Replies from: gworley
comment by Gordon Seidoh Worley (gworley) · 2018-10-02T03:08:52.835Z · LW(p) · GW(p)

To say a bit more on this, I think there's also an adaptive behavior some people pick up in this direction that leads them to seek local uniqueness. Sometimes this backfires and the person becomes ostracized as a weirdo, but when it's successful they have something that makes them unique, special, and, importantly for their chances at success in survival and reproduction, indispensable.

Of course I don't think most people think of doing this deliberately in this way. I myself feel it as a motivation to be special, so sometimes pursuing a skill feels worth the effort because I expect it will make me special. But that's a difference of reasons why this behavior might be selected for and what it feels like to perform the behavior.

comment by jmh · 2018-10-02T10:43:05.319Z · LW(p) · GW(p)

Over at MR Cowan was just talking about how the great Venture Capitalists were all generalist, not specialist. This post seems to be in the same vein. I tend to be very sympathetic to the idea that humans will do best if they are not overly specialized. Might be something from my dad -- he always told me I should get a trade and a profession and that way I will always be able for find a good paying job.
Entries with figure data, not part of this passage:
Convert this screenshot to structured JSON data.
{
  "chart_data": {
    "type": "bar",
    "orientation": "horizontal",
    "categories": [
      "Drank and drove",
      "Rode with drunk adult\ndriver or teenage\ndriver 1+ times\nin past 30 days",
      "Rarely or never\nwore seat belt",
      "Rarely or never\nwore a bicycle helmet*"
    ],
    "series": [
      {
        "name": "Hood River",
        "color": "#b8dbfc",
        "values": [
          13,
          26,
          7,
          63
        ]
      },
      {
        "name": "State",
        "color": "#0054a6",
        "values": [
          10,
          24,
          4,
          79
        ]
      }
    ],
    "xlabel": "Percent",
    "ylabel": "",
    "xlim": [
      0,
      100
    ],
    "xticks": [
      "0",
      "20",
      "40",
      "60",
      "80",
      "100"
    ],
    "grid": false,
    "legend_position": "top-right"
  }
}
That is a type of generalist.

I also agree that it's not merely being something of a jack of many trades but to have those skills that are complementary with the others, not substitutes ( the anti-correlated relationship romeostevensit mentions).

Clearly it's an example of the whole being greater than the sum of the part idea.

comment by romeostevensit · 2018-10-01T21:33:53.217Z · LW(p) · GW(p)

The most valuable stacks are going to be ones that are in demand while having anti-correlated component skills.